15. sept., 2022

Concurrence : « Entre Paris et Lyon, le prix des billets de train a baissé d’environ 7% »

Par Clément Peltier Le Sep 14, 2022

Selon une étude de Trainline, l’ouverture à la concurrence est un facteur incitatif à prendre le train pour un tiers des Français.

Quatre ans après l’adoption de la loi sur l’ouverture à la concurrence du train en France, le bilan de l’ouverture du trafic voyageurs reste encore, il faut le dire, assez restreint. Seul Trenitalia s’est positionné sur la ligne grande vitesse Paris-Lyon fin 2021. Pour autant, les choses avancent dans le bon sens. C’est en tout cas ce qu’ont affirmé les intervenants de la table ronde organisée par Trainline mercredi 14 septembre à Paris, intitulée « Ouverture à la concurrence : contexte et perspectives en France ».

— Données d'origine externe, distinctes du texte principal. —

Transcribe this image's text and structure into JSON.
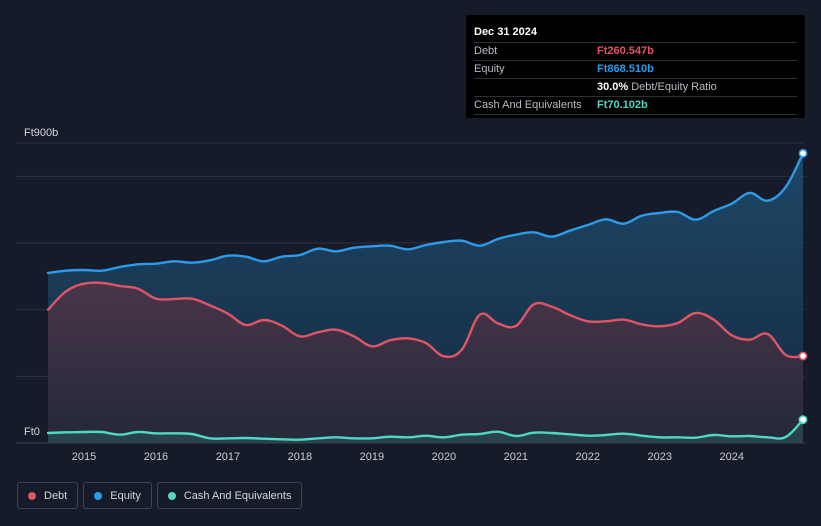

Si les trois opérateurs invités (Trenitalia, Railcoop, Transdev) concèdent que l’arrivée sur le marché comporte un certain nombre de difficultés, tous s’accordent pour dire que « nous vivons une situation historique avec la possibilité d’accélérer la transition écologique grâce au train et ainsi réduire la consommation » selon les mots de Roberto Rinaudo, le directeur général de Trenitalia France.

La concurrence : « une source d’avantages »

« Nous ne pouvons qu’être d’accord, Railcoop est la traduction réelle et objective de l’engouement pour le ferroviaire, a abondé Alexandra Debaisieux, la directrice générale déléguée de Railcoop. Pour exemple nous comptons 13 000 sociétaires, dont 200 entreprises, associations et même des collectivités et des régions. Il y a une réelle attente globale pour le train. Effectivement, l’entrée sur le marché ferroviaire français n’est pas simple. Il y a un certain nombre d’obstacles comme l’accès au matériel roulant. Puis les questions des homologations, les sujets techniques avec les gares. Mais il y a un enjeu politique très fort. Et ce n’est pas la technique qui doit guider le politique. »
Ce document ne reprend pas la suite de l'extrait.